That Multitasking Gotta Stop
When I answer emails while on a conference call while having lunch, I get more done in less time, right?
Wrong.
As soon as I move attention from the conference call to the email, I will miss something important. Or I will hear my name following a question – and I will have missed the question. All while consuming my food without noticing the tastes, flavors and eating way more than I need. (Side note: we eat more when we eat mindlessly without paying attention to our food).
When I am multitasking, I am not actually doing more than one thing at a time. I am diverting my attention between several tasks, therefore not fully focusing on anything, getting distracted from all, and needing more time to do everything.
According to MIT neuroscientist Earl Miller, our brains are “not wired to multitask well… when people think they’re multitasking, they’re actually just switching from one task to another very rapidly.

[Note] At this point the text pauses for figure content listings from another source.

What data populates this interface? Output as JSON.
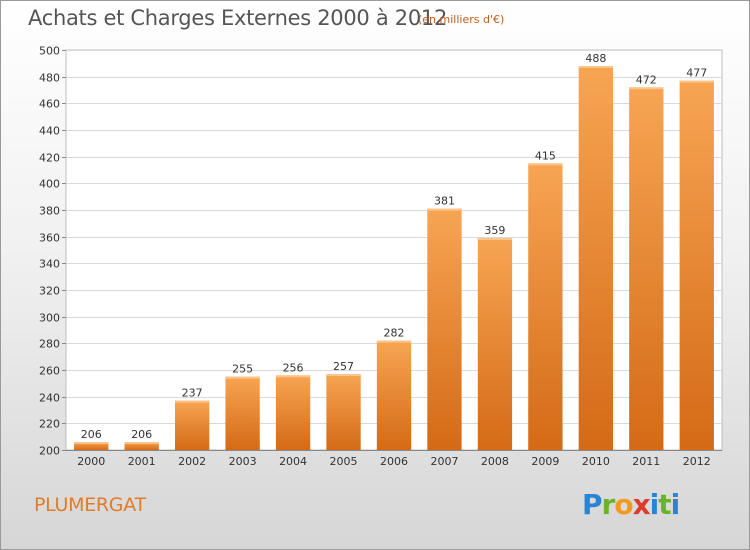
{
  "chart_data": {
    "type": "bar",
    "title": "Achats et Charges Externes 2000 à 2012",
    "subtitle": "(en milliers d'€)",
    "categories": [
      "2000",
      "2001",
      "2002",
      "2003",
      "2004",
      "2005",
      "2006",
      "2007",
      "2008",
      "2009",
      "2010",
      "2011",
      "2012"
    ],
    "values": [
      206,
      206,
      237,
      255,
      256,
      257,
      282,
      381,
      359,
      415,
      488,
      472,
      477
    ],
    "ylim": [
      200,
      500
    ],
    "yticks": [
      200,
      220,
      240,
      260,
      280,
      300,
      320,
      340,
      360,
      380,
      400,
      420,
      440,
      460,
      480,
      500
    ],
    "grid": true,
    "bar_color": "#f08a2a",
    "xlabel": "",
    "ylabel": ""
  },
  "footer": {
    "town": "PLUMERGAT",
    "logo": "Proxiti"
  }
}
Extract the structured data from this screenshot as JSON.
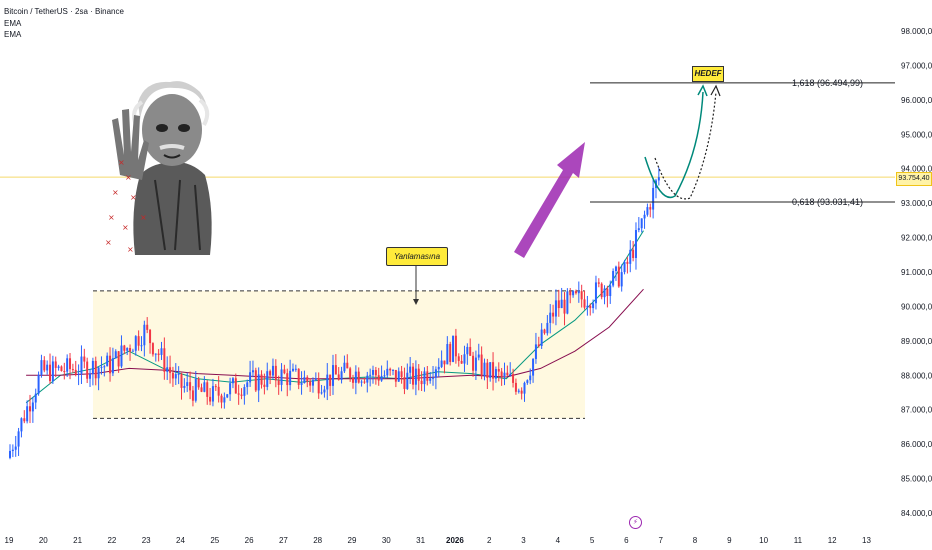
{
  "header": {
    "title": "Bitcoin / TetherUS · 2sa · Binance",
    "indicators": [
      "EMA",
      "EMA"
    ]
  },
  "price_axis": {
    "labels": [
      "98.000,00",
      "97.000,00",
      "96.000,00",
      "95.000,00",
      "94.000,00",
      "93.000,00",
      "92.000,00",
      "91.000,00",
      "90.000,00",
      "89.000,00",
      "88.000,00",
      "87.000,00",
      "86.000,00",
      "85.000,00",
      "84.000,00"
    ],
    "current_price": "93.754,40"
  },
  "time_axis": {
    "labels": [
      "19",
      "20",
      "21",
      "22",
      "23",
      "24",
      "25",
      "26",
      "27",
      "28",
      "29",
      "30",
      "31",
      "2026",
      "2",
      "3",
      "4",
      "5",
      "6",
      "7",
      "8",
      "9",
      "10",
      "11",
      "12",
      "13"
    ]
  },
  "annotations": {
    "range_label": "Yanlamasına",
    "target_label": "HEDEF",
    "fib_1618": "1,618 (96.494,99)",
    "fib_0618": "0,618 (93.031,41)"
  },
  "colors": {
    "up": "#2962ff",
    "down": "#f23645",
    "ema_fast": "#089981",
    "ema_slow": "#880e4f",
    "range_fill": "#fff9e0",
    "label_bg": "#ffeb3b",
    "arrow": "#9c27b0",
    "price_line": "#f5d96b"
  },
  "chart_data": {
    "type": "candlestick",
    "symbol": "Bitcoin / TetherUS",
    "interval": "2sa",
    "exchange": "Binance",
    "ylim": [
      84000,
      98000
    ],
    "x": [
      "19",
      "20",
      "21",
      "22",
      "23",
      "24",
      "25",
      "26",
      "27",
      "28",
      "29",
      "30",
      "31",
      "2026",
      "2",
      "3",
      "4",
      "5",
      "6"
    ],
    "close": [
      88100,
      88200,
      88300,
      89300,
      87700,
      87400,
      87800,
      88000,
      87800,
      88100,
      88000,
      87900,
      88800,
      88100,
      87700,
      90000,
      90300,
      91000,
      93754.4
    ],
    "series": [
      {
        "name": "EMA",
        "values": [
          87200,
          88000,
          88200,
          88700,
          88200,
          87900,
          87800,
          87900,
          87800,
          87900,
          87950,
          87900,
          88100,
          88050,
          87900,
          88900,
          89600,
          90600,
          92200
        ]
      },
      {
        "name": "EMA",
        "values": [
          88000,
          88000,
          88050,
          88200,
          88150,
          88050,
          88000,
          87950,
          87900,
          87900,
          87900,
          87900,
          87950,
          88000,
          87950,
          88200,
          88700,
          89400,
          90500
        ]
      }
    ],
    "levels": [
      {
        "label": "1,618",
        "value": 96494.99
      },
      {
        "label": "0,618",
        "value": 93031.41
      }
    ],
    "range_box": {
      "top": 90450,
      "bottom": 86750,
      "label": "Yanlamasına"
    },
    "current_price": 93754.4,
    "target": "HEDEF"
  }
}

And every time they do, there’s a cognitive cost.”
Switching between several tasks wastes time and productivity, because our time and attention are used for the activity of switching gears. In addition, we don’t experience being fully “in the zone” and the amplified results it can bring.
A UCSF study found that multitasking negatively affects short-term, or “working,” memory, which is the ability to hold and manipulate information in the mind for a period of time. That, in turn, affects our creativity.

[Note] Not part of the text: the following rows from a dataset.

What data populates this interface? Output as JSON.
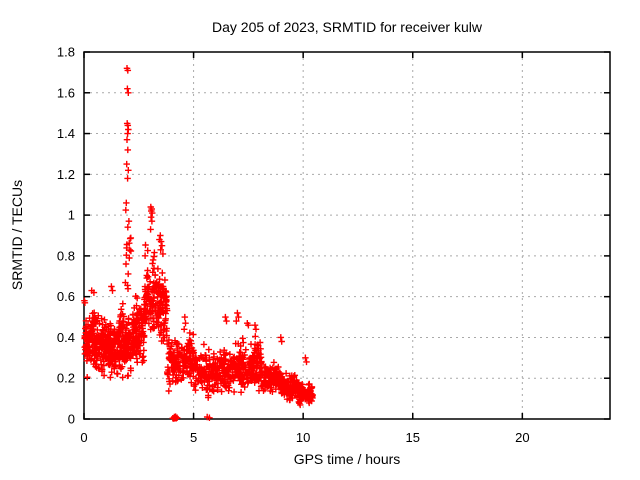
{
  "chart_data": {
    "type": "scatter",
    "title": "Day 205 of 2023, SRMTID for receiver kulw",
    "xlabel": "GPS time / hours",
    "ylabel": "SRMTID / TECUs",
    "xlim": [
      0,
      24
    ],
    "ylim": [
      0,
      1.8
    ],
    "xticks": [
      0,
      5,
      10,
      15,
      20
    ],
    "xtick_labels": [
      "0",
      "5",
      "10",
      "15",
      "20"
    ],
    "yticks": [
      0,
      0.2,
      0.4,
      0.6,
      0.8,
      1,
      1.2,
      1.4,
      1.6,
      1.8
    ],
    "ytick_labels": [
      "0",
      "0.2",
      "0.4",
      "0.6",
      "0.8",
      "1",
      "1.2",
      "1.4",
      "1.6",
      "1.8"
    ],
    "grid": true,
    "legend": false,
    "marker": {
      "shape": "plus",
      "size": 6.5,
      "color": "#ff0000"
    },
    "style": {
      "marker_color": "#ff0000",
      "grid_color": "#a9a9a9",
      "axis_color": "#000000",
      "text_color": "#000000",
      "background": "#ffffff"
    },
    "data_extent": {
      "x_min": 0.0,
      "x_max": 10.45,
      "y_min": 0.0,
      "y_max": 1.72
    },
    "notable_points": [
      [
        0.02,
        0.58
      ],
      [
        0.04,
        0.57
      ],
      [
        0.35,
        0.63
      ],
      [
        0.45,
        0.62
      ],
      [
        1.25,
        0.65
      ],
      [
        1.3,
        0.63
      ],
      [
        1.96,
        1.72
      ],
      [
        2.0,
        1.71
      ],
      [
        1.98,
        1.62
      ],
      [
        2.02,
        1.6
      ],
      [
        1.97,
        1.45
      ],
      [
        2.0,
        1.44
      ],
      [
        2.02,
        1.42
      ],
      [
        1.99,
        1.4
      ],
      [
        1.96,
        1.37
      ],
      [
        2.0,
        1.32
      ],
      [
        1.95,
        1.25
      ],
      [
        2.02,
        1.22
      ],
      [
        1.99,
        1.18
      ],
      [
        1.93,
        1.06
      ],
      [
        2.05,
        0.97
      ],
      [
        3.05,
        1.04
      ],
      [
        3.09,
        1.03
      ],
      [
        3.07,
        1.02
      ],
      [
        3.11,
        1.01
      ],
      [
        3.06,
        0.99
      ],
      [
        3.1,
        0.97
      ],
      [
        3.04,
        0.93
      ],
      [
        3.48,
        0.9
      ],
      [
        3.44,
        0.88
      ],
      [
        3.52,
        0.87
      ],
      [
        3.56,
        0.85
      ],
      [
        3.5,
        0.83
      ],
      [
        3.6,
        0.81
      ],
      [
        4.6,
        0.5
      ],
      [
        4.63,
        0.47
      ],
      [
        4.57,
        0.44
      ],
      [
        6.45,
        0.5
      ],
      [
        6.5,
        0.48
      ],
      [
        6.95,
        0.48
      ],
      [
        7.0,
        0.52
      ],
      [
        7.05,
        0.5
      ],
      [
        7.45,
        0.47
      ],
      [
        7.5,
        0.46
      ],
      [
        7.8,
        0.46
      ],
      [
        7.85,
        0.44
      ],
      [
        8.98,
        0.4
      ],
      [
        9.02,
        0.38
      ],
      [
        10.1,
        0.3
      ],
      [
        10.15,
        0.28
      ],
      [
        4.05,
        0.004
      ],
      [
        4.1,
        0.002
      ],
      [
        4.15,
        0.005
      ],
      [
        4.2,
        0.003
      ],
      [
        4.25,
        0.006
      ],
      [
        4.12,
        0.01
      ],
      [
        4.18,
        0.012
      ],
      [
        5.62,
        0.01
      ],
      [
        5.72,
        0.006
      ]
    ],
    "clusters_format": [
      "n_points",
      "x_start",
      "x_end",
      "y_mean",
      "y_sd",
      "y_min",
      "y_max"
    ],
    "clusters": [
      [
        130,
        0.03,
        0.7,
        0.37,
        0.11,
        0.14,
        0.64
      ],
      [
        160,
        0.7,
        1.6,
        0.35,
        0.1,
        0.12,
        0.65
      ],
      [
        115,
        1.6,
        2.2,
        0.38,
        0.13,
        0.12,
        0.8
      ],
      [
        16,
        1.88,
        2.18,
        0.82,
        0.16,
        0.58,
        1.1
      ],
      [
        110,
        2.2,
        2.75,
        0.42,
        0.13,
        0.15,
        0.8
      ],
      [
        100,
        2.75,
        3.35,
        0.6,
        0.17,
        0.25,
        0.97
      ],
      [
        85,
        3.35,
        3.8,
        0.55,
        0.15,
        0.2,
        0.92
      ],
      [
        90,
        3.8,
        4.5,
        0.28,
        0.09,
        0.08,
        0.5
      ],
      [
        70,
        4.5,
        5.0,
        0.3,
        0.1,
        0.1,
        0.52
      ],
      [
        70,
        5.0,
        5.6,
        0.25,
        0.08,
        0.08,
        0.43
      ],
      [
        80,
        5.6,
        6.2,
        0.22,
        0.08,
        0.06,
        0.42
      ],
      [
        90,
        6.2,
        6.9,
        0.24,
        0.08,
        0.08,
        0.46
      ],
      [
        90,
        6.9,
        7.6,
        0.26,
        0.09,
        0.1,
        0.5
      ],
      [
        80,
        7.6,
        8.1,
        0.27,
        0.09,
        0.1,
        0.47
      ],
      [
        110,
        8.1,
        9.0,
        0.2,
        0.06,
        0.07,
        0.38
      ],
      [
        120,
        9.0,
        9.8,
        0.16,
        0.05,
        0.06,
        0.33
      ],
      [
        90,
        9.8,
        10.45,
        0.12,
        0.04,
        0.05,
        0.28
      ]
    ],
    "seed": 7
  }
}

Switching from task to task while multitasking does not save time. It actually takes more time. In fact, it reduces productivity by as much as 40% and increases the likelihood of errors.
If you are multitasking between two different things, it will take more time to accomplish both than if you did them one at a time.
All in all, multitasking is a bad idea… unless you are interested in increasing your errors and reducing productivity and creative thinking.